I have tried to approach this like a somewhat rational, mature woman. I'm human. While I can walk by foods I should limit 90% of the time, there is that 10% of the time I choose not to walk by and dive into a giant chocolate chip cookie like I'm starving. I ignore the common sense that reminds me the cookie won't make me feel better, it certainly won't help the numbers look better and in reality it won't really taste all that good. I eat that cookie and think "There, I'll show you" in perfect imitation of a two-year old tantrum.

I'm not perfect, not by a very, very long shot. I get frustrated and sad. I cry when the numbers don't go the way I want or I feel like I blew a workout. I don't really think I've ever "blown" a workout, but there are times I leave the BBC studio or the Wellness Center feeling beaten down and like I'm never going to get it. Those feelings are normal and I get to choose: Am I going to throw in the towel or am I going to fight on and improve? So far I'm fighting on because I really like the new me. Not every minute of every day, but more and more often I find myself feeling like I'm really an okay person.

What am I doing now to get those numbers moving? Exercise will continue and with the shoulder healing it's time to start pushing a little. Not to the point of pain or reinjury, I would like to think I have at least learned that lesson. I will also be faithfully tracking my nutrition and thinking hard about the choices I make about what I put into my body. There will be cheat meals, but they will be planned and considered carefully so they don't become cheat days. Right now I am finding I really like the SparkPeople nutrition tracker (you can check it out for free at www.sparkpeople.com). Sure it tells me my diet should be 50% carbs, 20% protein and 30% fat, but that doesn't mean I need to abide by that. I have different percentages in mind for myself. Today for instance my diet has been 32% protein, 39.8% carbs and  28.2% fat and I've consumed 1,362 calories (dinner is still to come. I'm thinking a huge salad with Tuna sounds good). Not a stellar day, but there have been worse. Looking at the percentage of carbs in my diet over a week or so I can see it's time to think more about vegetables and rely less on fruit. When I was just writing down what I ate with no program to calculate percentages I didn't see that. I played around with a tracker awhile back, but that's all I did: play with it.

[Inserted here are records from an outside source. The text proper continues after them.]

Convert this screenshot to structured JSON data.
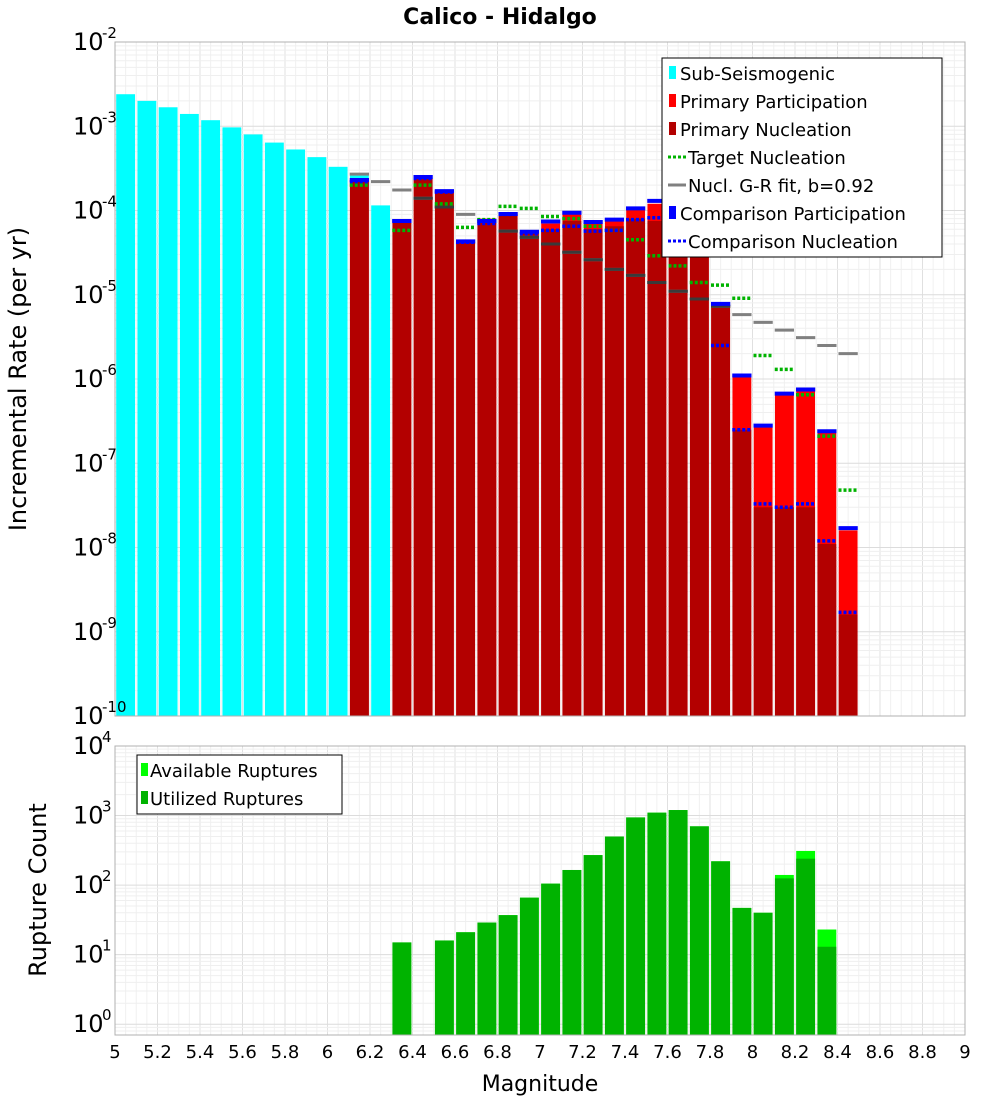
{
  "chart_data": [
    {
      "type": "bar",
      "title": "Calico - Hidalgo",
      "ylabel": "Incremental Rate (per yr)",
      "yscale": "log",
      "ylim": [
        1e-10,
        0.01
      ],
      "xlim": [
        5,
        9
      ],
      "bin_width": 0.1,
      "legend_position": "top-right",
      "legend": [
        {
          "label": "Sub-Seismogenic",
          "color": "#00ffff",
          "style": "bar"
        },
        {
          "label": "Primary Participation",
          "color": "#ff0000",
          "style": "bar"
        },
        {
          "label": "Primary Nucleation",
          "color": "#b30000",
          "style": "bar"
        },
        {
          "label": " Target Nucleation",
          "color": "#00b300",
          "style": "dotted"
        },
        {
          "label": "Nucl. G-R fit, b=0.92",
          "color": "#808080",
          "style": "solid"
        },
        {
          "label": "Comparison Participation",
          "color": "#0000ff",
          "style": "bar"
        },
        {
          "label": " Comparison Nucleation",
          "color": "#0000ff",
          "style": "dotted"
        }
      ],
      "series": [
        {
          "name": "Sub-Seismogenic",
          "color": "#00ffff",
          "x": [
            5.05,
            5.15,
            5.25,
            5.35,
            5.45,
            5.55,
            5.65,
            5.75,
            5.85,
            5.95,
            6.05,
            6.15,
            6.25
          ],
          "values": [
            0.0024,
            0.002,
            0.00168,
            0.0014,
            0.00118,
            0.00097,
            0.0008,
            0.00064,
            0.00053,
            0.00043,
            0.00033,
            0.00026,
            0.000115
          ]
        },
        {
          "name": "Primary Participation",
          "color": "#ff0000",
          "x": [
            6.15,
            6.35,
            6.45,
            6.55,
            6.65,
            6.75,
            6.85,
            6.95,
            7.05,
            7.15,
            7.25,
            7.35,
            7.45,
            7.55,
            7.65,
            7.75,
            7.85,
            7.95,
            8.05,
            8.15,
            8.25,
            8.35,
            8.45
          ],
          "values": [
            0.00022,
            7.5e-05,
            0.00024,
            0.000165,
            4.2e-05,
            8e-05,
            9e-05,
            5.5e-05,
            7e-05,
            9e-05,
            7e-05,
            7.5e-05,
            0.000105,
            0.00012,
            7.5e-05,
            5e-05,
            7.5e-06,
            1.1e-06,
            2.7e-07,
            6.5e-07,
            7.4e-07,
            2.3e-07,
            1.6e-08
          ]
        },
        {
          "name": "Primary Nucleation",
          "color": "#b30000",
          "x": [
            6.15,
            6.35,
            6.45,
            6.55,
            6.65,
            6.75,
            6.85,
            6.95,
            7.05,
            7.15,
            7.25,
            7.35,
            7.45,
            7.55,
            7.65,
            7.75,
            7.85,
            7.95,
            8.05,
            8.15,
            8.25,
            8.35,
            8.45
          ],
          "values": [
            0.00022,
            7.5e-05,
            0.00024,
            0.000165,
            4.2e-05,
            7.5e-05,
            9e-05,
            5.5e-05,
            6e-05,
            7.5e-05,
            6e-05,
            6.5e-05,
            8e-05,
            7.5e-05,
            5e-05,
            4e-05,
            7.5e-06,
            2.5e-07,
            3e-08,
            3e-08,
            3e-08,
            1.1e-08,
            1.6e-09
          ]
        },
        {
          "name": "Target Nucleation",
          "color": "#00b300",
          "x": [
            6.15,
            6.35,
            6.45,
            6.55,
            6.65,
            6.75,
            6.85,
            6.95,
            7.05,
            7.15,
            7.25,
            7.35,
            7.45,
            7.55,
            7.65,
            7.75,
            7.85,
            7.95,
            8.05,
            8.15,
            8.25,
            8.35,
            8.45
          ],
          "values": [
            0.0002,
            5.8e-05,
            0.0002,
            0.00012,
            6.3e-05,
            7.8e-05,
            0.000112,
            0.000106,
            8.5e-05,
            8e-05,
            6.5e-05,
            5.8e-05,
            4.5e-05,
            2.9e-05,
            2.2e-05,
            1.4e-05,
            1.3e-05,
            9.1e-06,
            1.9e-06,
            1.3e-06,
            6.5e-07,
            2.1e-07,
            4.8e-08
          ]
        },
        {
          "name": "Nucl. G-R fit, b=0.92",
          "color": "#808080",
          "x": [
            6.15,
            6.25,
            6.35,
            6.45,
            6.55,
            6.65,
            6.75,
            6.85,
            6.95,
            7.05,
            7.15,
            7.25,
            7.35,
            7.45,
            7.55,
            7.65,
            7.75,
            7.85,
            7.95,
            8.05,
            8.15,
            8.25,
            8.35,
            8.45
          ],
          "values": [
            0.00027,
            0.00022,
            0.000175,
            0.00014,
            0.00011,
            9e-05,
            7.5e-05,
            5.7e-05,
            4.8e-05,
            4e-05,
            3.2e-05,
            2.6e-05,
            2e-05,
            1.7e-05,
            1.4e-05,
            1.1e-05,
            8.9e-06,
            7.3e-06,
            5.8e-06,
            4.7e-06,
            3.8e-06,
            3.1e-06,
            2.5e-06,
            2e-06
          ]
        },
        {
          "name": "Comparison Participation",
          "color": "#0000ff",
          "x": [
            6.15,
            6.35,
            6.45,
            6.55,
            6.65,
            6.75,
            6.85,
            6.95,
            7.05,
            7.15,
            7.25,
            7.35,
            7.45,
            7.55,
            7.65,
            7.75,
            7.85,
            7.95,
            8.05,
            8.15,
            8.25,
            8.35,
            8.45
          ],
          "values": [
            0.00023,
            7.5e-05,
            0.00025,
            0.00017,
            4.3e-05,
            7.5e-05,
            9.1e-05,
            5.6e-05,
            7.4e-05,
            9.4e-05,
            7.3e-05,
            7.8e-05,
            0.000106,
            0.00013,
            8.6e-05,
            5.2e-05,
            7.8e-06,
            1.1e-06,
            2.8e-07,
            6.7e-07,
            7.5e-07,
            2.4e-07,
            1.7e-08
          ]
        },
        {
          "name": "Comparison Nucleation",
          "color": "#0000ff",
          "x": [
            6.15,
            6.35,
            6.45,
            6.55,
            6.65,
            6.75,
            6.85,
            6.95,
            7.05,
            7.15,
            7.25,
            7.35,
            7.45,
            7.55,
            7.65,
            7.75,
            7.85,
            7.95,
            8.05,
            8.15,
            8.25,
            8.35,
            8.45
          ],
          "values": [
            0.00022,
            7.5e-05,
            0.00024,
            0.000165,
            4.2e-05,
            7e-05,
            9e-05,
            5.3e-05,
            5.8e-05,
            6.5e-05,
            5.7e-05,
            5.8e-05,
            7.8e-05,
            8.2e-05,
            6e-05,
            3.4e-05,
            2.5e-06,
            2.5e-07,
            3.3e-08,
            3e-08,
            3.3e-08,
            1.2e-08,
            1.7e-09
          ]
        }
      ]
    },
    {
      "type": "bar",
      "xlabel": "Magnitude",
      "ylabel": "Rupture Count",
      "yscale": "log",
      "ylim": [
        0.7,
        10000
      ],
      "xlim": [
        5,
        9
      ],
      "bin_width": 0.1,
      "xticks": [
        "5",
        "5.2",
        "5.4",
        "5.6",
        "5.8",
        "6",
        "6.2",
        "6.4",
        "6.6",
        "6.8",
        "7",
        "7.2",
        "7.4",
        "7.6",
        "7.8",
        "8",
        "8.2",
        "8.4",
        "8.6",
        "8.8",
        "9"
      ],
      "legend_position": "top-left",
      "legend": [
        {
          "label": "Available Ruptures",
          "color": "#00ff00"
        },
        {
          "label": "Utilized Ruptures",
          "color": "#00b300"
        }
      ],
      "series": [
        {
          "name": "Available Ruptures",
          "color": "#00ff00",
          "x": [
            6.35,
            6.55,
            6.65,
            6.75,
            6.85,
            6.95,
            7.05,
            7.15,
            7.25,
            7.35,
            7.45,
            7.55,
            7.65,
            7.75,
            7.85,
            7.95,
            8.05,
            8.15,
            8.25,
            8.35
          ],
          "values": [
            15,
            16,
            21,
            29,
            37,
            66,
            105,
            165,
            270,
            500,
            940,
            1100,
            1200,
            700,
            220,
            47,
            40,
            140,
            310,
            23
          ]
        },
        {
          "name": "Utilized Ruptures",
          "color": "#00b300",
          "x": [
            6.35,
            6.55,
            6.65,
            6.75,
            6.85,
            6.95,
            7.05,
            7.15,
            7.25,
            7.35,
            7.45,
            7.55,
            7.65,
            7.75,
            7.85,
            7.95,
            8.05,
            8.15,
            8.25,
            8.35
          ],
          "values": [
            15,
            16,
            21,
            29,
            37,
            66,
            105,
            165,
            270,
            500,
            940,
            1100,
            1200,
            700,
            220,
            47,
            40,
            125,
            240,
            13
          ]
        }
      ]
    }
  ]
}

As an experiment for myself I am going to be diligent about tracking my food and see what that does to my numbers at the end of the next session.

I've certainly been long winded today, haven't I? I suppose you'd really like to have some numbers so you can get back to your lives.

Current Measurements
Weight: 249 pounds
Body Fat Percentage: 29.8%
Hips: 48.25 in.
Waist: 38.5 in.
Arm: 14.5 in.
Thigh: 26 in.

Original  Measurements (I considered posting the numbers from the last session, but honestly I NEED to keep the big picture in mind: I have come a LONG WAY and I need to remind myself of that)
Weight: 293 pounds
Body Fat Percentage: 37.9%
Hips: 54.75 in.
Waist: 44 in.
Arm: 14.5 in.
Thigh: 27.75 in.   

Totals
Weight: - 44  pounds
Body Fat Percentage:  -8.1%
Hips: - 6.5 in. 
Waist: - 5.5 in.
 Arm: Same
Thigh: -1.75 in. 

So there you have it. Thanks for taking the time to read.